Comparing analogies is another way of generating many creative ideas. In this exercise, an analogy is selected and then the present problem is compared to the analogy to get creative solutions.
For example the problem is finding the way in a fog. The analogy could be trying to locate some thing in the house or solving a crossword puzzle.
The analogy selected need not exactly fit the situation. Some times analogy that does not fit may provide more ideas. The analogy is just a tool to provoke more ideas. Once the analogy is selected, a detailed comparison and discussion is made in order to get creative ideas.
This exercise can be done even individually with the same effectiveness.
It should be noted that analogies are used just as a tool to derive more ideas and to change the regular patterns of thinking, which is required for creative thinking. We are not proving anything with analogies.
Design and the Why technique
This is a good formal practice for the practice of lateral and creative thinking. A design project can be taken to improve the design of something or to innovate completely new.
For example, some typical design projects can be to design a alcohol detecting alarm in a car or to design a common chair.
The purpose is to provide as many alternative designs. No criticism is allowed during this exercise even if there are any mistakes or flaws in the design.
In order to get more alternatives, and to change the regular pattern of ideas, the 'why' technique is used in combination with design process. In why technique, a simple question of why is asked at every stage challenging the assumptions behind the design. For example:
- Why a chair should have four legs?
- Why a back support is needed in the chair?
- Why a chair needs legs?
In design exercise, the focus is on getting different ways of doing different things.

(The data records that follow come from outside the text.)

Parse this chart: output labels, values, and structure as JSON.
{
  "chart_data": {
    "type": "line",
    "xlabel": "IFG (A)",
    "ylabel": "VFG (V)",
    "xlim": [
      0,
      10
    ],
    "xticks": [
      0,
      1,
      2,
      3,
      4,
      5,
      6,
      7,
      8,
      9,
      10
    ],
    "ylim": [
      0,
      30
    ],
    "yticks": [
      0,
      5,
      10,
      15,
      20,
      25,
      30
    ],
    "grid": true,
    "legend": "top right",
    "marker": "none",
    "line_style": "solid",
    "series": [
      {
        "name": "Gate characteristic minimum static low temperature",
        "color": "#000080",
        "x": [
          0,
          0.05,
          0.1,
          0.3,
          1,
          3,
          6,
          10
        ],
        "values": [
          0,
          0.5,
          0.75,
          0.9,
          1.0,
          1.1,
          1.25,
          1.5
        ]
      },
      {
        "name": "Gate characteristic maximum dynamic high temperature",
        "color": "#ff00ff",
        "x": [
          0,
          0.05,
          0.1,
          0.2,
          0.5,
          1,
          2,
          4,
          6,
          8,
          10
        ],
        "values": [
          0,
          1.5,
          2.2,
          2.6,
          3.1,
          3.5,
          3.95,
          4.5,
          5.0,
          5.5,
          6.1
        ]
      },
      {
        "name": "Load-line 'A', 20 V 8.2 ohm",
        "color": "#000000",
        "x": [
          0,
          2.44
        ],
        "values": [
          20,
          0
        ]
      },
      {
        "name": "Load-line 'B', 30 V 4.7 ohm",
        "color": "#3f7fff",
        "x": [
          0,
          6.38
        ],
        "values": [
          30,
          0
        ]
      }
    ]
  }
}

In reversal method, the problem is taken and the situation is reversed. This makes a new structure of the problem or a new pattern of the situation. For example, some one sitting on a chair can be modified as chair sitting on some one or some one standing on the chair. Some times a reversal can become a ridiculous suggestion but still provides a stimulating opportunity to get new ideas.
Once the problem is reversed, it is discussed in order to generate various creative ideas.
Normally we have many assumptions in our thinking, which escape scrutiny and we accept regular patterns of thinking as such. There is nothing wrong with this approach, and infact it is good to have assumptions so that we don't have to reinvent everything. However when it comes to creative thinking, we need to break regular patterns and get wide range of alternatives. So one of the techniques used is 'challenging assumptions'
The following story is commonly quoted story in this context.
A man worked in a tall building. Every day morning, he would take the lift on the ground floor, press the lift button to the tenth floor and walk up to 15th floor. Evening he takes lift in 15th floor and presses the ground button in the lifts and comes down. Why is he doing like that?
In this problem, the common assumption is the man is normal but his behaviour is abnormal.
For this problem the possible explanations are:
- He wanted an exercise
- He wanted to meet some one on the way up
- He wanted to show to the people that he works in the tenth floor which has more prestigious companies
- 15th floor has building kitchen and he does not want others to know that he is working in the kitchen
- He is a dwarf and he can reach only upto 10th floor button in the lift.
The whole purpose of this exercise is to question the assumptions and generate new patterns of thinking.
The above are some of the exercises from the book Lateral Thinking by ward de Bono. The author says that it is important to regularly do these exercises in order to develop and establish creative thinking as a habit.